Former Lebanese Prime Minister Saad Hariri, who resigned suddenly while in Saudi Arabia last week, gave an interview on Lebanese television in which he sought to dispel rumors he was forced to resign by the Saudis and promised he would return to Lebanon soon.
“My main task is to preserve Lebanon. What is happening is a regional threat to Lebanon. I spoke now because there is pressure surrounding the resignation,” said Hariri in an interview with a television station he owns.
“I resigned and I will go to Lebanon and follow the constitutional means. I take responsibility and I will return to Lebanon,” he said, addressing criticisms that he failed to comply with the proper procedure for resigning his office. Some of those critics have stated he should still be considered the sitting prime minister because his resignation was invalid.
More specifically, Hariri said he would “return to Beirut within a few days after making the necessary security arrangements.” At the time of his resignation, he said he feared he would be assassinated by Iran and its Lebanese proxy Hezbollah.

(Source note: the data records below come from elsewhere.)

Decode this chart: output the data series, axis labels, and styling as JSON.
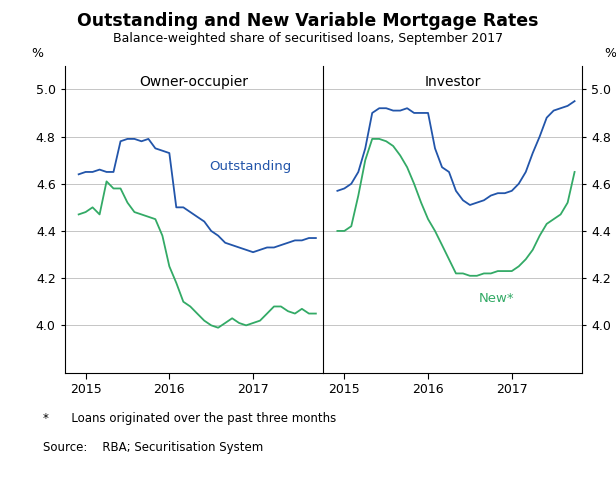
{
  "title": "Outstanding and New Variable Mortgage Rates",
  "subtitle": "Balance-weighted share of securitised loans, September 2017",
  "footnote": "*      Loans originated over the past three months",
  "source": "Source:    RBA; Securitisation System",
  "ylim": [
    3.8,
    5.1
  ],
  "yticks": [
    4.0,
    4.2,
    4.4,
    4.6,
    4.8,
    5.0
  ],
  "ylabel_left": "%",
  "ylabel_right": "%",
  "panel1_label": "Owner-occupier",
  "panel2_label": "Investor",
  "outstanding_label": "Outstanding",
  "new_label": "New*",
  "outstanding_color": "#2255aa",
  "new_color": "#33aa66",
  "background_color": "#ffffff",
  "owner_outstanding": {
    "dates": [
      2014.917,
      2015.0,
      2015.083,
      2015.167,
      2015.25,
      2015.333,
      2015.417,
      2015.5,
      2015.583,
      2015.667,
      2015.75,
      2015.833,
      2015.917,
      2016.0,
      2016.083,
      2016.167,
      2016.25,
      2016.333,
      2016.417,
      2016.5,
      2016.583,
      2016.667,
      2016.75,
      2016.833,
      2016.917,
      2017.0,
      2017.083,
      2017.167,
      2017.25,
      2017.333,
      2017.417,
      2017.5,
      2017.583,
      2017.667,
      2017.75
    ],
    "values": [
      4.64,
      4.65,
      4.65,
      4.66,
      4.65,
      4.65,
      4.78,
      4.79,
      4.79,
      4.78,
      4.79,
      4.75,
      4.74,
      4.73,
      4.5,
      4.5,
      4.48,
      4.46,
      4.44,
      4.4,
      4.38,
      4.35,
      4.34,
      4.33,
      4.32,
      4.31,
      4.32,
      4.33,
      4.33,
      4.34,
      4.35,
      4.36,
      4.36,
      4.37,
      4.37
    ]
  },
  "owner_new": {
    "dates": [
      2014.917,
      2015.0,
      2015.083,
      2015.167,
      2015.25,
      2015.333,
      2015.417,
      2015.5,
      2015.583,
      2015.667,
      2015.75,
      2015.833,
      2015.917,
      2016.0,
      2016.083,
      2016.167,
      2016.25,
      2016.333,
      2016.417,
      2016.5,
      2016.583,
      2016.667,
      2016.75,
      2016.833,
      2016.917,
      2017.0,
      2017.083,
      2017.167,
      2017.25,
      2017.333,
      2017.417,
      2017.5,
      2017.583,
      2017.667,
      2017.75
    ],
    "values": [
      4.47,
      4.48,
      4.5,
      4.47,
      4.61,
      4.58,
      4.58,
      4.52,
      4.48,
      4.47,
      4.46,
      4.45,
      4.38,
      4.25,
      4.18,
      4.1,
      4.08,
      4.05,
      4.02,
      4.0,
      3.99,
      4.01,
      4.03,
      4.01,
      4.0,
      4.01,
      4.02,
      4.05,
      4.08,
      4.08,
      4.06,
      4.05,
      4.07,
      4.05,
      4.05
    ]
  },
  "investor_outstanding": {
    "dates": [
      2014.917,
      2015.0,
      2015.083,
      2015.167,
      2015.25,
      2015.333,
      2015.417,
      2015.5,
      2015.583,
      2015.667,
      2015.75,
      2015.833,
      2015.917,
      2016.0,
      2016.083,
      2016.167,
      2016.25,
      2016.333,
      2016.417,
      2016.5,
      2016.583,
      2016.667,
      2016.75,
      2016.833,
      2016.917,
      2017.0,
      2017.083,
      2017.167,
      2017.25,
      2017.333,
      2017.417,
      2017.5,
      2017.583,
      2017.667,
      2017.75
    ],
    "values": [
      4.57,
      4.58,
      4.6,
      4.65,
      4.75,
      4.9,
      4.92,
      4.92,
      4.91,
      4.91,
      4.92,
      4.9,
      4.9,
      4.9,
      4.75,
      4.67,
      4.65,
      4.57,
      4.53,
      4.51,
      4.52,
      4.53,
      4.55,
      4.56,
      4.56,
      4.57,
      4.6,
      4.65,
      4.73,
      4.8,
      4.88,
      4.91,
      4.92,
      4.93,
      4.95
    ]
  },
  "investor_new": {
    "dates": [
      2014.917,
      2015.0,
      2015.083,
      2015.167,
      2015.25,
      2015.333,
      2015.417,
      2015.5,
      2015.583,
      2015.667,
      2015.75,
      2015.833,
      2015.917,
      2016.0,
      2016.083,
      2016.167,
      2016.25,
      2016.333,
      2016.417,
      2016.5,
      2016.583,
      2016.667,
      2016.75,
      2016.833,
      2016.917,
      2017.0,
      2017.083,
      2017.167,
      2017.25,
      2017.333,
      2017.417,
      2017.5,
      2017.583,
      2017.667,
      2017.75
    ],
    "values": [
      4.4,
      4.4,
      4.42,
      4.55,
      4.7,
      4.79,
      4.79,
      4.78,
      4.76,
      4.72,
      4.67,
      4.6,
      4.52,
      4.45,
      4.4,
      4.34,
      4.28,
      4.22,
      4.22,
      4.21,
      4.21,
      4.22,
      4.22,
      4.23,
      4.23,
      4.23,
      4.25,
      4.28,
      4.32,
      4.38,
      4.43,
      4.45,
      4.47,
      4.52,
      4.65
    ]
  }
}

Hariri insisted his relationship with the Saudi monarchy is excellent, hoping to dismiss rumors King Salman and Crown Prince Mohammed forced him out of office because they were displeased by his inability to reduce Iranian influence in Lebanon.

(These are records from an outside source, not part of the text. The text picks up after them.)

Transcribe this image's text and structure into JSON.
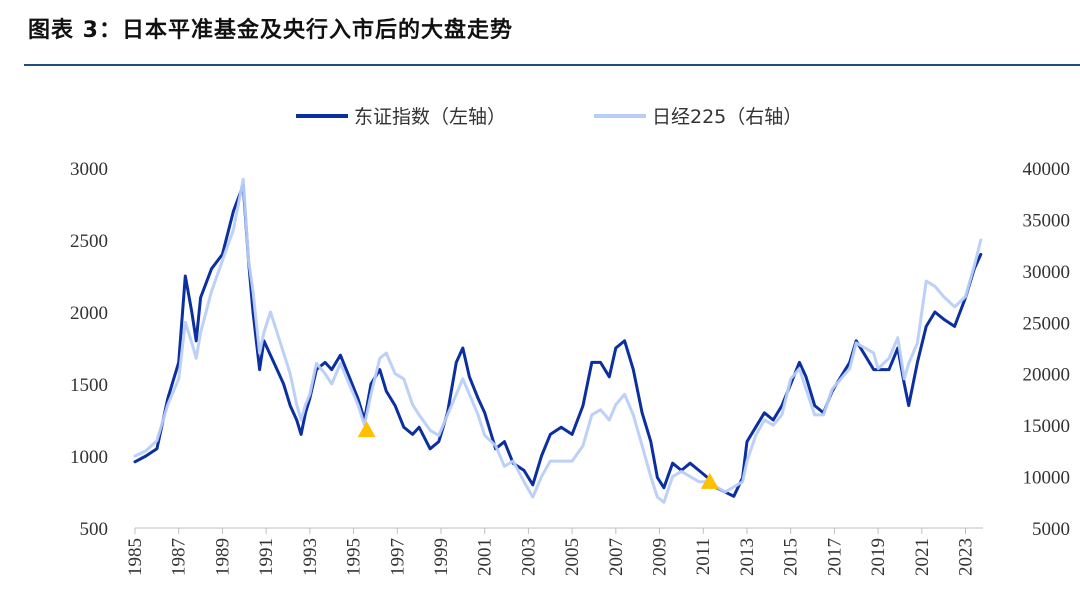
{
  "title": "图表 3：日本平准基金及央行入市后的大盘走势",
  "chart_data": {
    "type": "line",
    "xlim": [
      1985,
      2023.8
    ],
    "x_ticks": [
      "1985",
      "1987",
      "1989",
      "1991",
      "1993",
      "1995",
      "1997",
      "1999",
      "2001",
      "2003",
      "2005",
      "2007",
      "2009",
      "2011",
      "2013",
      "2015",
      "2017",
      "2019",
      "2021",
      "2023"
    ],
    "y_left": {
      "ylim": [
        500,
        3000
      ],
      "ticks": [
        "500",
        "1000",
        "1500",
        "2000",
        "2500",
        "3000"
      ]
    },
    "y_right": {
      "ylim": [
        5000,
        40000
      ],
      "ticks": [
        "5000",
        "10000",
        "15000",
        "20000",
        "25000",
        "30000",
        "35000",
        "40000"
      ]
    },
    "grid": false,
    "legend_position": "top-center",
    "series": [
      {
        "name": "东证指数（左轴）",
        "axis": "left",
        "color": "#0b2f9f",
        "x": [
          1985.0,
          1985.5,
          1986.0,
          1986.5,
          1987.0,
          1987.3,
          1987.6,
          1987.8,
          1988.0,
          1988.5,
          1989.0,
          1989.5,
          1989.95,
          1990.2,
          1990.4,
          1990.7,
          1990.9,
          1991.2,
          1991.5,
          1991.8,
          1992.1,
          1992.4,
          1992.6,
          1992.8,
          1993.0,
          1993.3,
          1993.7,
          1994.0,
          1994.4,
          1994.8,
          1995.2,
          1995.5,
          1995.8,
          1996.2,
          1996.5,
          1996.9,
          1997.3,
          1997.7,
          1998.0,
          1998.5,
          1998.9,
          1999.3,
          1999.7,
          2000.0,
          2000.3,
          2000.7,
          2001.0,
          2001.5,
          2001.9,
          2002.3,
          2002.8,
          2003.2,
          2003.6,
          2004.0,
          2004.5,
          2005.0,
          2005.5,
          2005.9,
          2006.3,
          2006.7,
          2007.0,
          2007.4,
          2007.8,
          2008.2,
          2008.6,
          2008.9,
          2009.2,
          2009.6,
          2010.0,
          2010.4,
          2010.8,
          2011.2,
          2011.6,
          2012.0,
          2012.4,
          2012.8,
          2013.0,
          2013.4,
          2013.8,
          2014.2,
          2014.6,
          2015.0,
          2015.4,
          2015.7,
          2016.1,
          2016.5,
          2016.9,
          2017.3,
          2017.7,
          2018.0,
          2018.4,
          2018.8,
          2019.0,
          2019.5,
          2019.9,
          2020.2,
          2020.4,
          2020.8,
          2021.2,
          2021.6,
          2022.0,
          2022.5,
          2023.0,
          2023.4,
          2023.7
        ],
        "values": [
          960,
          1000,
          1050,
          1400,
          1650,
          2250,
          2000,
          1800,
          2100,
          2300,
          2400,
          2700,
          2880,
          2350,
          2000,
          1600,
          1800,
          1700,
          1600,
          1500,
          1350,
          1250,
          1150,
          1300,
          1400,
          1600,
          1650,
          1600,
          1700,
          1550,
          1400,
          1250,
          1500,
          1600,
          1450,
          1350,
          1200,
          1150,
          1200,
          1050,
          1100,
          1300,
          1650,
          1750,
          1550,
          1400,
          1300,
          1050,
          1100,
          950,
          900,
          800,
          1000,
          1150,
          1200,
          1150,
          1350,
          1650,
          1650,
          1550,
          1750,
          1800,
          1600,
          1300,
          1100,
          850,
          780,
          950,
          900,
          950,
          900,
          850,
          780,
          750,
          720,
          850,
          1100,
          1200,
          1300,
          1250,
          1350,
          1500,
          1650,
          1550,
          1350,
          1300,
          1450,
          1550,
          1650,
          1800,
          1700,
          1600,
          1600,
          1600,
          1750,
          1500,
          1350,
          1650,
          1900,
          2000,
          1950,
          1900,
          2100,
          2300,
          2400
        ]
      },
      {
        "name": "日经225（右轴）",
        "axis": "right",
        "color": "#b8cdf8",
        "x": [
          1985.0,
          1985.5,
          1986.0,
          1986.5,
          1987.0,
          1987.3,
          1987.6,
          1987.8,
          1988.0,
          1988.5,
          1989.0,
          1989.5,
          1989.95,
          1990.2,
          1990.4,
          1990.7,
          1990.9,
          1991.2,
          1991.5,
          1991.8,
          1992.1,
          1992.4,
          1992.6,
          1992.8,
          1993.0,
          1993.3,
          1993.7,
          1994.0,
          1994.4,
          1994.8,
          1995.2,
          1995.5,
          1995.8,
          1996.2,
          1996.5,
          1996.9,
          1997.3,
          1997.7,
          1998.0,
          1998.5,
          1998.9,
          1999.3,
          1999.7,
          2000.0,
          2000.3,
          2000.7,
          2001.0,
          2001.5,
          2001.9,
          2002.3,
          2002.8,
          2003.2,
          2003.6,
          2004.0,
          2004.5,
          2005.0,
          2005.5,
          2005.9,
          2006.3,
          2006.7,
          2007.0,
          2007.4,
          2007.8,
          2008.2,
          2008.6,
          2008.9,
          2009.2,
          2009.6,
          2010.0,
          2010.4,
          2010.8,
          2011.2,
          2011.6,
          2012.0,
          2012.4,
          2012.8,
          2013.0,
          2013.4,
          2013.8,
          2014.2,
          2014.6,
          2015.0,
          2015.4,
          2015.7,
          2016.1,
          2016.5,
          2016.9,
          2017.3,
          2017.7,
          2018.0,
          2018.4,
          2018.8,
          2019.0,
          2019.5,
          2019.9,
          2020.2,
          2020.4,
          2020.8,
          2021.2,
          2021.6,
          2022.0,
          2022.5,
          2023.0,
          2023.4,
          2023.7
        ],
        "values": [
          12000,
          12500,
          13500,
          17000,
          19500,
          25000,
          23000,
          21500,
          24000,
          28000,
          31000,
          34000,
          38900,
          31000,
          28000,
          22000,
          24000,
          26000,
          24000,
          22000,
          20000,
          17000,
          15500,
          17000,
          18000,
          21000,
          20000,
          19000,
          21000,
          19000,
          17000,
          15000,
          18000,
          21500,
          22000,
          20000,
          19500,
          17000,
          16000,
          14500,
          14000,
          16000,
          18000,
          19500,
          18000,
          16000,
          14000,
          13000,
          11000,
          11500,
          9500,
          8000,
          10000,
          11500,
          11500,
          11500,
          13000,
          16000,
          16500,
          15500,
          17000,
          18000,
          16000,
          13000,
          10000,
          8000,
          7500,
          10000,
          10500,
          10000,
          9500,
          9500,
          9000,
          8500,
          9000,
          9500,
          11500,
          14000,
          15500,
          15000,
          16000,
          19500,
          20500,
          18500,
          16000,
          16000,
          18500,
          19500,
          20500,
          23000,
          22500,
          22000,
          20500,
          21500,
          23500,
          19500,
          21000,
          23000,
          29000,
          28500,
          27500,
          26500,
          27500,
          30500,
          33000
        ]
      }
    ],
    "annotations": [
      {
        "marker": "triangle",
        "color": "#ffc000",
        "x": 1995.6,
        "y": 1180,
        "axis": "left"
      },
      {
        "marker": "triangle",
        "color": "#ffc000",
        "x": 2011.3,
        "y": 820,
        "axis": "left"
      }
    ]
  }
}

“King Salman considers me his son. The Crown Prince has all the respect for me. The stability of Lebanon is an essential asset for King Salman and the Crown Prince,” he said. “My relationship with the Saudi Crown Prince is excellent, solid and distinctive, and I consider him a brother and he considers me as a brother.”
CNN thinks Hariri’s interview “backfired spectacularly” because he looked so uncomfortable, “pale and somber,” all but unrecognizable to his longtime supporters. Analysts familiar with Hariri described him as tense, emotional, and exhausted in the interview. He guzzled water throughout the interview, needed an early commercial break to regain his composure after struggling to hold back tears, and ended up telling his interviewer that she was making him “very tired.”
It did not help that the interviewer, popular TV host Paula Yacoubian, began the exchange by declaring she was “unable to convince anybody that you aren’t a prisoner in the Kingdom of Saudi Arabia, that you’re not a hostage, that you’re not under house arrest even though we are in your own house.” She also worried aloud that she would be accused of taking part in a theatrical deception.
Even more unhelpful — right after Hariri said he planned to return to Beirut soon, an unidentified man handed him a slip of paper from off-camera and he seemed visibly disturbed by whatever was written on the note.
NPR notes that Hariri teased the possibility of rescinding his resignation if Hezbollah pulls its forces out of conflicts in Iraq, Syria, and Yemen so that Lebanon could regain its neutrality. Not only is that possibility unlikely, but skeptics see it as exactly the sort of political theater the Saudis would want Hariri to put on.
“At least five Lebanese television channels reportedly refused to broadcast the interview, saying it still wasn’t clear whether their prime minister could speak freely,” NPR reports.